The origin and natural habitat of sage
Sage has been known as an ornamental, medicinal and herb plant since ancient times, and its numerous variations grow mostly in the Mediterranean regions, but it also lives in drier, warmer areas of Central Europe. All colour varieties have a distinctive, unmistakable aroma and taste.
What foods can rubbed sage be used for?
Fresh sage buds and dried, rubbed leaves are mostly used in traditional dishes from the Balkans, the Mediterranean and the Middle East. The food in this region is characterized by strong seasoning, so food intended for the European stomach requires careful and cautious dosing.
Fine dosing is not only important for this reason: sage is able to reduce the flavour of other condiments, therefore ruining the overall effect.

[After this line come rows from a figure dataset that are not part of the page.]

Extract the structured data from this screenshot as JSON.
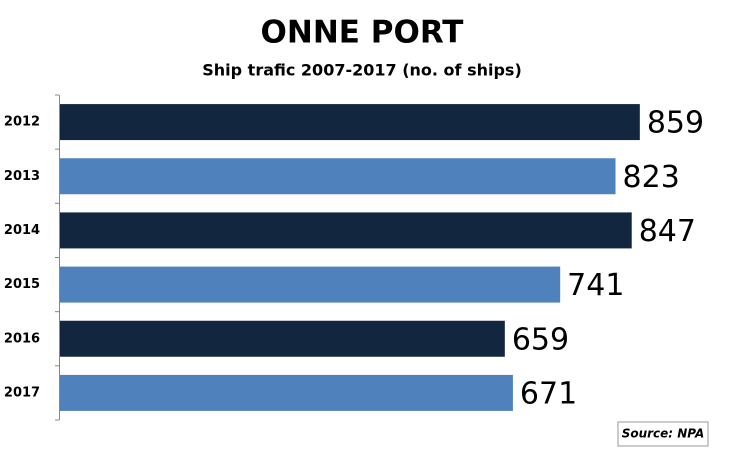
{
  "chart_data": {
    "type": "bar",
    "orientation": "horizontal",
    "title": "ONNE PORT",
    "subtitle": "Ship trafic 2007-2017 (no. of ships)",
    "categories": [
      "2012",
      "2013",
      "2014",
      "2015",
      "2016",
      "2017"
    ],
    "values": [
      859,
      823,
      847,
      741,
      659,
      671
    ],
    "colors": [
      "#12263f",
      "#4f81bd",
      "#12263f",
      "#4f81bd",
      "#12263f",
      "#4f81bd"
    ],
    "source": "Source: NPA"
  }
}
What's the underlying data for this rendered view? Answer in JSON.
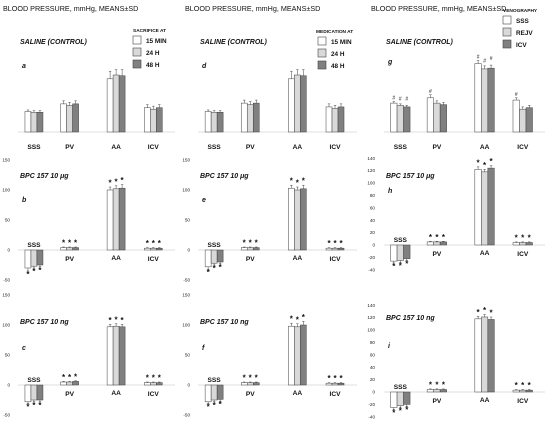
{
  "columns": [
    {
      "title": "BLOOD PRESSURE, mmHg, MEANS±SD",
      "legend": {
        "title": "SACRIFICE AT",
        "items": [
          {
            "label": "15 MIN",
            "color": "#ffffff"
          },
          {
            "label": "24 H",
            "color": "#d9d9d9"
          },
          {
            "label": "48 H",
            "color": "#808080"
          }
        ]
      }
    },
    {
      "title": "BLOOD PRESSURE, mmHg, MEANS±SD",
      "legend": {
        "title": "MEDICATION AT",
        "items": [
          {
            "label": "15 MIN",
            "color": "#ffffff"
          },
          {
            "label": "24 H",
            "color": "#d9d9d9"
          },
          {
            "label": "48 H",
            "color": "#808080"
          }
        ]
      }
    },
    {
      "title": "BLOOD PRESSURE, mmHg, MEANS±SD",
      "legend": {
        "title": "VENOGRAPHY",
        "items": [
          {
            "label": "SSS",
            "color": "#ffffff"
          },
          {
            "label": "REJV",
            "color": "#d9d9d9"
          },
          {
            "label": "ICV",
            "color": "#808080"
          }
        ]
      }
    }
  ],
  "chart_data": [
    {
      "type": "bar",
      "panel": "a",
      "label": "SALINE (CONTROL)",
      "categories": [
        "SSS",
        "PV",
        "AA",
        "ICV"
      ],
      "series": [
        {
          "name": "15 MIN",
          "values": [
            27,
            37,
            70,
            32
          ]
        },
        {
          "name": "24 H",
          "values": [
            26,
            35,
            75,
            30
          ]
        },
        {
          "name": "48 H",
          "values": [
            26,
            37,
            74,
            32
          ]
        }
      ],
      "errors": [
        [
          2,
          4,
          10,
          4
        ],
        [
          2,
          4,
          7,
          4
        ],
        [
          2,
          4,
          8,
          4
        ]
      ],
      "ylim": [
        0,
        100
      ],
      "yticks": [],
      "stars": [],
      "hash": []
    },
    {
      "type": "bar",
      "panel": "b",
      "label": "BPC 157 10 μg",
      "categories": [
        "SSS",
        "PV",
        "AA",
        "ICV"
      ],
      "series": [
        {
          "name": "15 MIN",
          "values": [
            -30,
            4,
            100,
            3
          ]
        },
        {
          "name": "24 H",
          "values": [
            -27,
            4,
            102,
            3
          ]
        },
        {
          "name": "48 H",
          "values": [
            -25,
            4,
            103,
            3
          ]
        }
      ],
      "errors": [
        [
          5,
          1,
          5,
          1
        ],
        [
          3,
          1,
          5,
          1
        ],
        [
          3,
          1,
          6,
          1
        ]
      ],
      "ylim": [
        -40,
        150
      ],
      "yticks": [
        150,
        100,
        50,
        0,
        -50
      ],
      "stars": [
        1,
        1,
        1,
        1
      ],
      "hash": []
    },
    {
      "type": "bar",
      "panel": "c",
      "label": "BPC 157 10 ng",
      "categories": [
        "SSS",
        "PV",
        "AA",
        "ICV"
      ],
      "series": [
        {
          "name": "15 MIN",
          "values": [
            -28,
            5,
            97,
            4
          ]
        },
        {
          "name": "24 H",
          "values": [
            -25,
            5,
            98,
            4
          ]
        },
        {
          "name": "48 H",
          "values": [
            -25,
            6,
            97,
            4
          ]
        }
      ],
      "errors": [
        [
          3,
          1,
          4,
          1
        ],
        [
          3,
          1,
          4,
          1
        ],
        [
          3,
          1,
          4,
          1
        ]
      ],
      "ylim": [
        -40,
        150
      ],
      "yticks": [
        150,
        100,
        50,
        0,
        -50
      ],
      "stars": [
        1,
        1,
        1,
        1
      ],
      "hash": []
    },
    {
      "type": "bar",
      "panel": "d",
      "label": "SALINE (CONTROL)",
      "categories": [
        "SSS",
        "PV",
        "AA",
        "ICV"
      ],
      "series": [
        {
          "name": "15 MIN",
          "values": [
            27,
            38,
            70,
            33
          ]
        },
        {
          "name": "24 H",
          "values": [
            26,
            36,
            75,
            31
          ]
        },
        {
          "name": "48 H",
          "values": [
            26,
            38,
            74,
            33
          ]
        }
      ],
      "errors": [
        [
          2,
          4,
          10,
          4
        ],
        [
          2,
          4,
          7,
          4
        ],
        [
          2,
          4,
          8,
          4
        ]
      ],
      "ylim": [
        0,
        100
      ],
      "yticks": [],
      "stars": [],
      "hash": []
    },
    {
      "type": "bar",
      "panel": "e",
      "label": "BPC 157 10 μg",
      "categories": [
        "SSS",
        "PV",
        "AA",
        "ICV"
      ],
      "series": [
        {
          "name": "15 MIN",
          "values": [
            -28,
            4,
            103,
            3
          ]
        },
        {
          "name": "24 H",
          "values": [
            -22,
            4,
            100,
            3
          ]
        },
        {
          "name": "48 H",
          "values": [
            -20,
            4,
            102,
            3
          ]
        }
      ],
      "errors": [
        [
          4,
          1,
          5,
          1
        ],
        [
          3,
          1,
          5,
          1
        ],
        [
          3,
          1,
          6,
          1
        ]
      ],
      "ylim": [
        -40,
        150
      ],
      "yticks": [
        150,
        100,
        50,
        0,
        -50
      ],
      "stars": [
        1,
        1,
        1,
        1
      ],
      "hash": []
    },
    {
      "type": "bar",
      "panel": "f",
      "label": "BPC 157 10 ng",
      "categories": [
        "SSS",
        "PV",
        "AA",
        "ICV"
      ],
      "series": [
        {
          "name": "15 MIN",
          "values": [
            -28,
            4,
            98,
            3
          ]
        },
        {
          "name": "24 H",
          "values": [
            -25,
            4,
            97,
            3
          ]
        },
        {
          "name": "48 H",
          "values": [
            -24,
            4,
            100,
            3
          ]
        }
      ],
      "errors": [
        [
          3,
          1,
          5,
          1
        ],
        [
          3,
          1,
          5,
          1
        ],
        [
          3,
          1,
          6,
          1
        ]
      ],
      "ylim": [
        -40,
        150
      ],
      "yticks": [
        150,
        100,
        50,
        0,
        -50
      ],
      "stars": [
        1,
        1,
        1,
        1
      ],
      "hash": []
    },
    {
      "type": "bar",
      "panel": "g",
      "label": "SALINE (CONTROL)",
      "categories": [
        "SSS",
        "PV",
        "AA",
        "ICV"
      ],
      "series": [
        {
          "name": "SSS",
          "values": [
            38,
            45,
            90,
            42
          ]
        },
        {
          "name": "REJV",
          "values": [
            35,
            38,
            83,
            30
          ]
        },
        {
          "name": "ICV",
          "values": [
            33,
            36,
            84,
            32
          ]
        }
      ],
      "errors": [
        [
          2,
          4,
          4,
          3
        ],
        [
          2,
          3,
          4,
          3
        ],
        [
          2,
          3,
          4,
          3
        ]
      ],
      "ylim": [
        0,
        100
      ],
      "yticks": [],
      "stars": [],
      "hash": [
        [
          1,
          1,
          1
        ],
        [
          1,
          0,
          0
        ],
        [
          1,
          1,
          1
        ],
        [
          1,
          0,
          0
        ]
      ]
    },
    {
      "type": "bar",
      "panel": "h",
      "label": "BPC 157 10 μg",
      "categories": [
        "SSS",
        "PV",
        "AA",
        "ICV"
      ],
      "series": [
        {
          "name": "SSS",
          "values": [
            -26,
            5,
            122,
            4
          ]
        },
        {
          "name": "REJV",
          "values": [
            -25,
            5,
            118,
            4
          ]
        },
        {
          "name": "ICV",
          "values": [
            -22,
            5,
            124,
            4
          ]
        }
      ],
      "errors": [
        [
          3,
          1,
          4,
          1
        ],
        [
          3,
          1,
          4,
          1
        ],
        [
          3,
          1,
          4,
          1
        ]
      ],
      "ylim": [
        -40,
        150
      ],
      "yticks": [
        140,
        120,
        100,
        80,
        60,
        40,
        20,
        0,
        -20,
        -40
      ],
      "stars": [
        1,
        1,
        1,
        1
      ],
      "hash": []
    },
    {
      "type": "bar",
      "panel": "i",
      "label": "BPC 157 10 ng",
      "categories": [
        "SSS",
        "PV",
        "AA",
        "ICV"
      ],
      "series": [
        {
          "name": "SSS",
          "values": [
            -25,
            4,
            118,
            3
          ]
        },
        {
          "name": "REJV",
          "values": [
            -22,
            4,
            121,
            3
          ]
        },
        {
          "name": "ICV",
          "values": [
            -20,
            4,
            117,
            3
          ]
        }
      ],
      "errors": [
        [
          3,
          1,
          4,
          1
        ],
        [
          3,
          1,
          4,
          1
        ],
        [
          3,
          1,
          4,
          1
        ]
      ],
      "ylim": [
        -40,
        150
      ],
      "yticks": [
        140,
        120,
        100,
        80,
        60,
        40,
        20,
        0,
        -20,
        -40
      ],
      "stars": [
        1,
        1,
        1,
        1
      ],
      "hash": []
    }
  ]
}
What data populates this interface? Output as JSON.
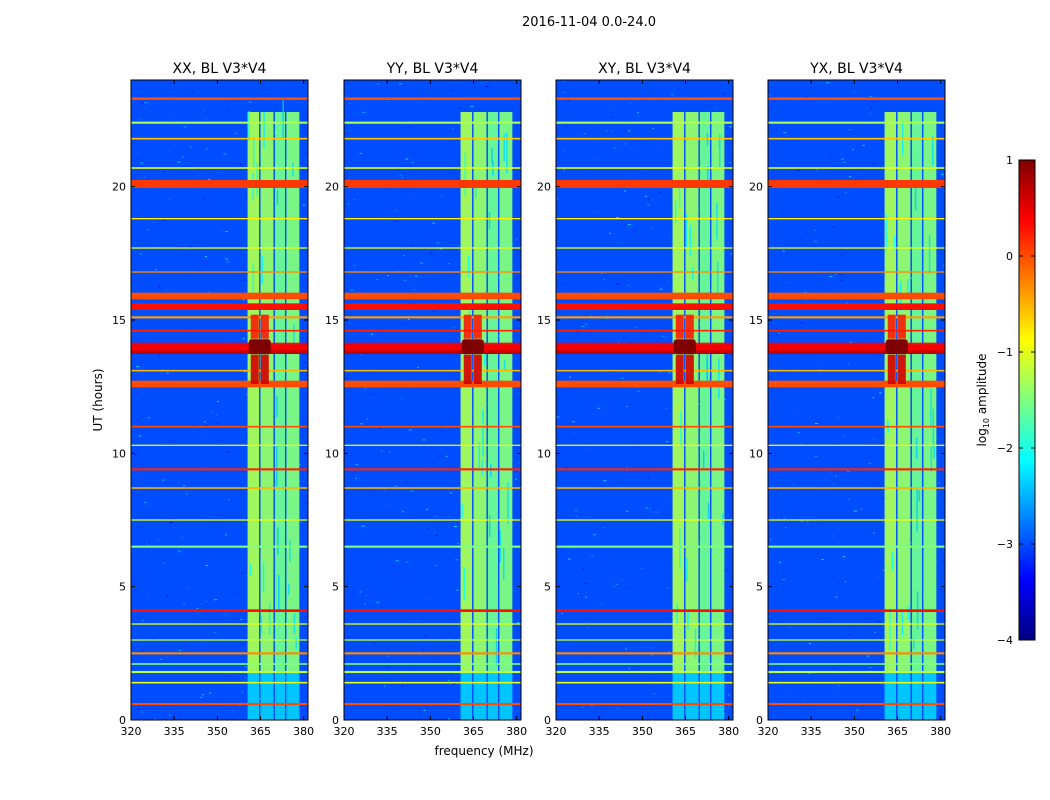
{
  "figure_title": "2016-11-04 0.0-24.0",
  "colors": {
    "jet_stops": [
      "#00007f",
      "#0000ff",
      "#007fff",
      "#00ffff",
      "#7fff7f",
      "#ffff00",
      "#ff7f00",
      "#ff0000",
      "#7f0000"
    ],
    "background": "#0a1fe8",
    "rfi": "#ff8c00"
  },
  "chart_data": {
    "type": "heatmap",
    "suptitle": "2016-11-04 0.0-24.0",
    "xlabel": "frequency (MHz)",
    "ylabel": "UT (hours)",
    "xlim": [
      320,
      381.5
    ],
    "ylim": [
      0,
      24
    ],
    "xticks": [
      320,
      335,
      350,
      365,
      380
    ],
    "yticks": [
      0,
      5,
      10,
      15,
      20
    ],
    "colorbar": {
      "label_prefix": "log",
      "label_sub": "10",
      "label_suffix": " amplitude",
      "range": [
        -4,
        1
      ],
      "ticks": [
        "1",
        "0",
        "−1",
        "−2",
        "−3",
        "−4"
      ],
      "tick_values": [
        1,
        0,
        -1,
        -2,
        -3,
        -4
      ]
    },
    "background_level": -3.0,
    "bands": [
      {
        "f0": 360.5,
        "f1": 364.5,
        "level": -1.3
      },
      {
        "f0": 365.0,
        "f1": 369.5,
        "level": -1.4
      },
      {
        "f0": 370.0,
        "f1": 373.5,
        "level": -1.6
      },
      {
        "f0": 374.0,
        "f1": 378.5,
        "level": -1.5
      }
    ],
    "rfi_lines": [
      {
        "t": 0.6,
        "level": 0.0,
        "w": 0.08
      },
      {
        "t": 1.4,
        "level": -1.0,
        "w": 0.06
      },
      {
        "t": 1.8,
        "level": -1.2,
        "w": 0.08
      },
      {
        "t": 2.1,
        "level": -1.5,
        "w": 0.06
      },
      {
        "t": 2.5,
        "level": -0.3,
        "w": 0.08
      },
      {
        "t": 3.0,
        "level": -1.2,
        "w": 0.05
      },
      {
        "t": 3.6,
        "level": -1.0,
        "w": 0.05
      },
      {
        "t": 4.1,
        "level": 0.3,
        "w": 0.1
      },
      {
        "t": 6.5,
        "level": -1.5,
        "w": 0.08
      },
      {
        "t": 7.5,
        "level": -1.0,
        "w": 0.05
      },
      {
        "t": 8.7,
        "level": -0.5,
        "w": 0.06
      },
      {
        "t": 9.4,
        "level": 0.2,
        "w": 0.08
      },
      {
        "t": 10.3,
        "level": -0.8,
        "w": 0.05
      },
      {
        "t": 11.0,
        "level": 0.0,
        "w": 0.06
      },
      {
        "t": 12.6,
        "level": 0.0,
        "w": 0.25
      },
      {
        "t": 13.1,
        "level": -0.5,
        "w": 0.06
      },
      {
        "t": 13.9,
        "level": 0.7,
        "w": 0.35
      },
      {
        "t": 14.6,
        "level": 0.2,
        "w": 0.06
      },
      {
        "t": 15.1,
        "level": -0.4,
        "w": 0.08
      },
      {
        "t": 15.5,
        "level": 0.3,
        "w": 0.25
      },
      {
        "t": 15.9,
        "level": 0.0,
        "w": 0.25
      },
      {
        "t": 16.8,
        "level": -0.3,
        "w": 0.05
      },
      {
        "t": 17.7,
        "level": -1.0,
        "w": 0.05
      },
      {
        "t": 18.8,
        "level": -0.8,
        "w": 0.05
      },
      {
        "t": 20.1,
        "level": 0.1,
        "w": 0.3
      },
      {
        "t": 20.7,
        "level": -1.0,
        "w": 0.06
      },
      {
        "t": 21.8,
        "level": -0.6,
        "w": 0.06
      },
      {
        "t": 22.4,
        "level": -1.3,
        "w": 0.08
      },
      {
        "t": 23.3,
        "level": 0.0,
        "w": 0.1
      }
    ],
    "hotspots": [
      {
        "f": 363.0,
        "t": 14.0,
        "level": 1.0
      },
      {
        "f": 366.5,
        "t": 14.0,
        "level": 1.0
      }
    ],
    "panels": [
      {
        "title": "XX, BL V3*V4",
        "pol": "XX"
      },
      {
        "title": "YY, BL V3*V4",
        "pol": "YY"
      },
      {
        "title": "XY, BL V3*V4",
        "pol": "XY"
      },
      {
        "title": "YX, BL V3*V4",
        "pol": "YX"
      }
    ]
  }
}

- This strong-tasting herb goes very well with other ingredients traditionally used in Mediterranean cuisine, such as rosemary, thyme, oregano, basil, garlic, and of course olive oil.
- The flavours of game ragouts, bone broths, fish soups and fish stews can be made even more delicious by using a little sage.
- Ragouts and pasta sauces can also be made unique with a bit of sage.
- Rubbed form of sage can also be used to make a variety of meat and vegetable fillings, as well as casseroles and baked dishes.
- Cheeses combined with thyme and sage are a great march not only to salads, but also on their own.
- Sage is also excellent for marinating grilled meat and fish.